骨を折る話

2024.5.26

 残念ながら数日前、左足の骨にヒビが入った。中指の付け根だ。残念すぎるほどバカバカしい理由によるものだが後悔はしていない。

 二年ほど前には右足の骨にヒビを入れている。この時の理由はもっとバカバカしいので書いてみよう。爽やかな朝の事だった。自宅から駅に向かっている際に連れ合いとサムギョプサルについて話していて、私が「またギョプサりたいなぁ」と発言した所「そんな言葉は無い」と反論され、その単語を「サム・ギョプ・サル」と分別出来ることだけは知っていた為に私は「そんな訳はない」とスマホを取り出して調べようとした所、道路の本当に微妙な凸部に足を取られてグネった結果ヒビが入ったのだ。
 もちろん「ギョプサル」が「ギョプサらない、ギョプサります、ギョプサる、ギョプサれば、ギョプサろう」などと五段活用出来る動詞だと本気で思っていたわけではない。

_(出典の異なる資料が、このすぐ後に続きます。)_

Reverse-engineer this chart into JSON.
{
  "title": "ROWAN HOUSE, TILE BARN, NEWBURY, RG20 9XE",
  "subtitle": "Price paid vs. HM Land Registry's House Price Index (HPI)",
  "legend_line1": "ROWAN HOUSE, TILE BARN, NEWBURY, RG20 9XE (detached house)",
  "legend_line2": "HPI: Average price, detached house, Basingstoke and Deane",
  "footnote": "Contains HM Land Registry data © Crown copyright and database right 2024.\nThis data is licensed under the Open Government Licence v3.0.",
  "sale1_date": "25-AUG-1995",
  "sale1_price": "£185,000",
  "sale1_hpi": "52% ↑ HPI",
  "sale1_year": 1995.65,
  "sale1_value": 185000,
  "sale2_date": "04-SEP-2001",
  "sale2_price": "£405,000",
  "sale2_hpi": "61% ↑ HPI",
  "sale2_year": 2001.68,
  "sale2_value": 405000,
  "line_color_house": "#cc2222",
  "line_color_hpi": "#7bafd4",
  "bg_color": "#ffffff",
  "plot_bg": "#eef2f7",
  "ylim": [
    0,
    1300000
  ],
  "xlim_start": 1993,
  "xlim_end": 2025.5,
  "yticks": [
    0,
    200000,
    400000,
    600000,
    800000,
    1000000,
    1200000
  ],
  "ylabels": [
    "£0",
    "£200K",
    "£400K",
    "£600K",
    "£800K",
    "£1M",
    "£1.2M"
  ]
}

しかし……ヒビまで入れて調べたのに、結果「サム」が無いと意味が分からない言葉だと判明した時の私の落胆は皆様にも分かって頂けると思う。ただ、そのお陰で現在我が家では「ギョプサりたい」という言葉が通用するようになった。これはまさに怪我の功名とも言えよう。
 (今思えば、ミルフィーユ鍋なんかは見た目から「層の肉」と言えるのだから「ギョプサル」と表現しても良いのではないかとも思うのだが、私の過ちはそれを動詞として扱おうとしてしまっていた所にある。サルはあくまで「肉」の事なのでアル)

 グネって転倒した直後、ジーパンが大破してその先の膝もかなり傷付いてしまっていた事のショックも大きかった。普段からダメージジーンズについて疑問を抱いている自分がダメージジーンズを着用している事に対しての居心地の悪さを強く感じた事も印象深く残っている。

 

 それにしても、日比谷通いをしている時に足の骨にヒビが入ったらかなり困るだろう。日々、足のヒビを気にしながらヒビ谷を歩くのだ。ヒビ谷という地名も私を詰っているかのように思えてくる。
 普段はもう一回乗り継ぐのが面倒なので東京駅から劇場まで歩いているのだ。終演後も東京駅まで歩く。
 あるクリエ公演を人には言えないような高熱の中乗り切った際、一度だけ有楽町から東京まで電車を使った。池袋 – 目白間よりも近く感じたが、実際どうなのだろう。ただ、ヒビが入った状態であの距離を歩くのは大層「骨が折れる」事だろうし、心も折れそうだ。

 何よりも驚くのが、私としては「骨折」と「ヒビ」は別物だと思っていた所に、今回の病名を「骨折」と書かれた事である。「ヒビ」と何度も言っていると「フィビヒ」という名の作曲家が想起されるのは何故なのか。そんな事を考えながら日々生きている。

「骨が折れる」という言い回しを使うタイミングも考えられるべきだと思う。
「骨が折れましたよー……」なんて言っていいのは、折れている側からしたら本当に骨が折れている人だけなのだ。そもそも、もし人に自分の怪我を伝える場合、ヒビだけでは「骨が折れました」なんて言わずに「ヒビが入りました」と言うだろう。日本語はディテールを表現することに長けているのではないのか。

※ヒビの場合は「不全骨折しましたよ」と言うのが最もその状態を適切に表現しているそうです。